Le pseudonyme de Jack l’éventreur est employé présumément par le tueur lui-même. C’est en effet dans une lettre du 28 septembre 1888, envoyée après déjà deux meurtres, que ce nom apparaît pour la première fois, signé en lettres de sang. Cependant, cette lettre pourrait avoir été écrite par un journaliste en quête de retentissement médiatique et non par le tueur lui-même. Ce qu’on sait de lui, vient de l’analyse de ses crimes et de son mode opératoire, qui permet de déterminer son profil psychologique.
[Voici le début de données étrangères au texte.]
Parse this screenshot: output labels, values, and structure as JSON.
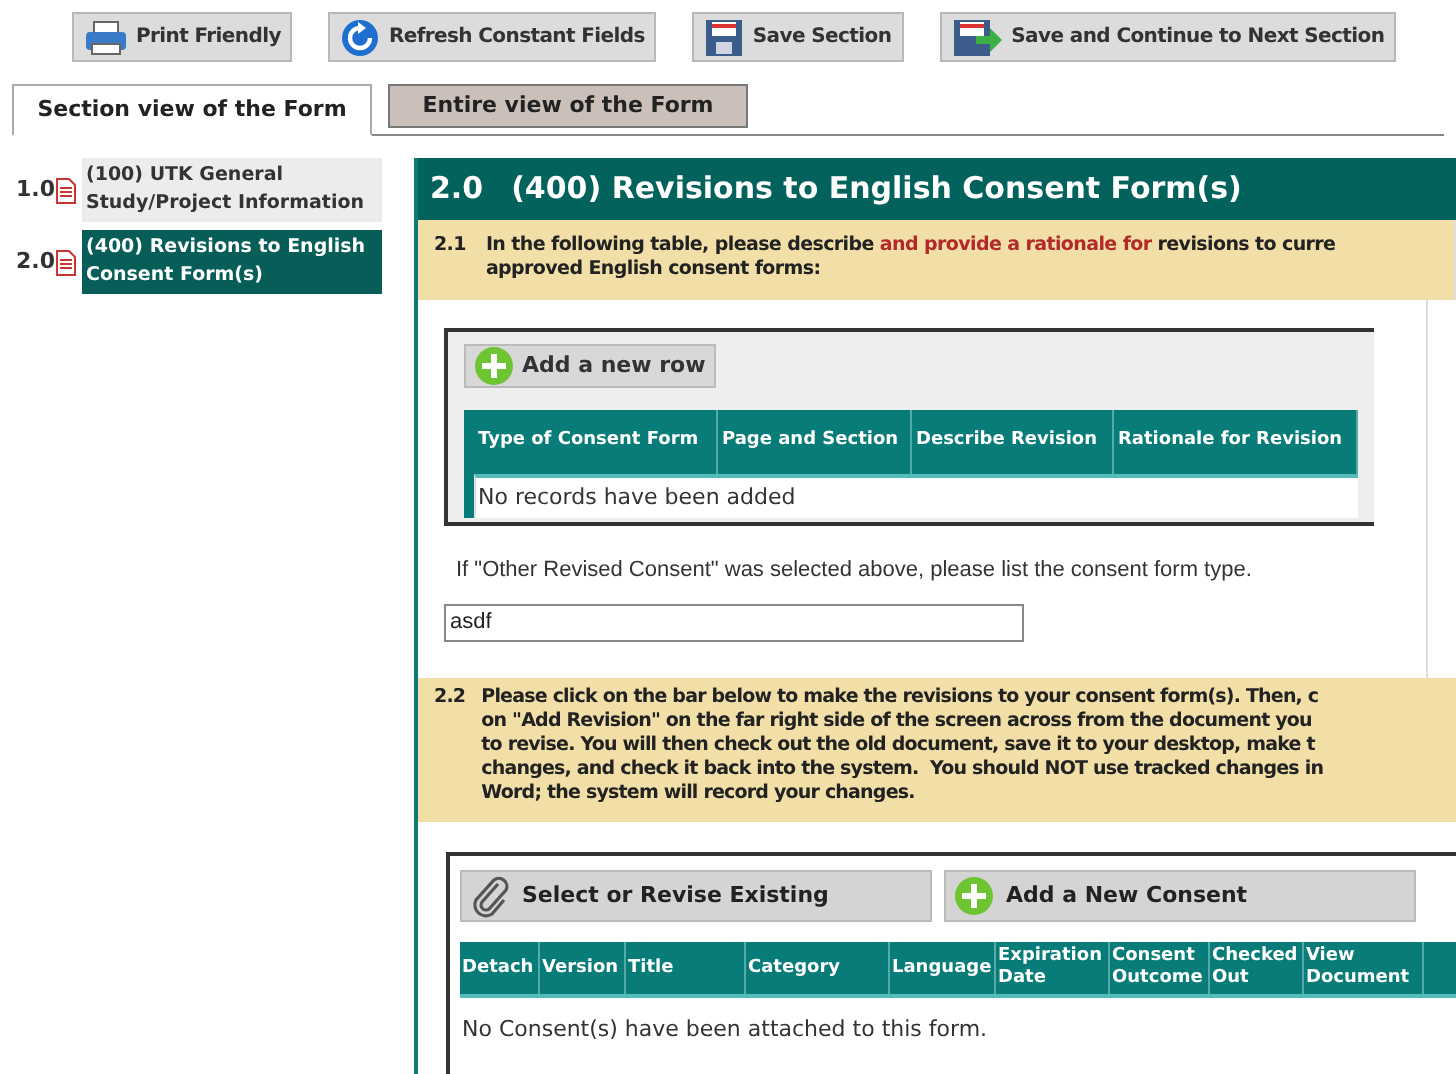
{
  "toolbar": [
    {
      "kind": "print",
      "label": "Print Friendly"
    },
    {
      "kind": "refresh",
      "label": "Refresh Constant Fields"
    },
    {
      "kind": "save",
      "label": "Save Section"
    },
    {
      "kind": "save-next",
      "label": "Save and Continue to Next Section"
    }
  ],
  "tabs": [
    {
      "label": "Section view of the Form",
      "selected": true
    },
    {
      "label": "Entire view of the Form",
      "selected": false
    }
  ],
  "sidebar": {
    "items": [
      {
        "number": "1.0",
        "label": "(100) UTK General Study/Project Information",
        "selected": false
      },
      {
        "number": "2.0",
        "label": "(400) Revisions to English Consent Form(s)",
        "selected": true
      }
    ]
  },
  "section": {
    "number": "2.0",
    "title": "(400) Revisions to English Consent Form(s)"
  },
  "question_1": {
    "number": "2.1",
    "text_before": "In the following table, please describe ",
    "text_highlight": "and provide a rationale for",
    "text_after": " revisions to curre",
    "text_line_2": "approved English consent forms:",
    "add_row_button": "Add a new row",
    "table": {
      "columns": [
        "Type of Consent Form",
        "Page and Section",
        "Describe Revision",
        "Rationale for Revision"
      ],
      "empty_message": "No records have been added"
    },
    "other_label": "If \"Other Revised Consent\" was selected above, please list the consent form type.",
    "other_value": "asdf"
  },
  "question_2": {
    "number": "2.2",
    "lines": [
      "Please click on the bar below to make the revisions to your consent form(s). Then, c",
      "on \"Add Revision\" on the far right side of the screen across from the document you",
      "to revise. You will then check out the old document, save it to your desktop, make t",
      "changes, and check it back into the system.  You should NOT use tracked changes in",
      "Word; the system will record your changes."
    ],
    "buttons": [
      {
        "kind": "attach",
        "label": "Select or Revise Existing"
      },
      {
        "kind": "add",
        "label": "Add a New Consent"
      }
    ],
    "table": {
      "columns": [
        "Detach",
        "Version",
        "Title",
        "Category",
        "Language",
        "Expiration Date",
        "Consent Outcome",
        "Checked Out",
        "View Document"
      ],
      "empty_message": "No Consent(s) have been attached to this form."
    }
  }
}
C’est le 9 novembre 1888 que la police, par l’intermédiaire du médecin légiste Thomas Bond, se livre à une analyse approfondie. En effet, ce jour-là Jack fait sa cinquième et dernière victime “canonique” en la personne de Mary Jane Kelly. La particularité de ce meutre est qu’il a lieu en intérieur et le tueur a  donc tout le temps de s’adonner à ses mutilations. Celles-ci, sont récurrentes sur ses quatre victimes précédentes: toutes retrouvées amputées sauf une, Elizabeth Stride. Elle est assassinée le 30 septembre la gorge tranchée, le corps non mutilé sûrement car le tueur est dérangé avant de pouvoir finir ses exactions. D’autant plus que le même jour, il fait une autre victime : Catherine Eddowes, qui elle, est retrouvée mutilée. Le rapport de police mentionne: “le rein gauche et une grande partie de l’utérus arrachés”. Cela corrobore la théorie selon laquelle, durant le meurtre d’ Elisabeth Stride, le tueur n’a pas eu le temps de terminer sa sauvagerie.

L’assassin sans visage

Le rapport de Bond livre une analyse scientifique: dans son autopsie de Mary Jane Kelly, il fait état de son visage “tailladé jusqu’à l’os”, de ses seins “découpés”, de sa “peau des cuisses arrachée”, de son “abdomen incisé” et enfin de ses “organes dispersés dans la pièce”. Pour lui, pas de doute possible : il faut rapprocher ce crime des quatres précédents, la violence étant très similaire.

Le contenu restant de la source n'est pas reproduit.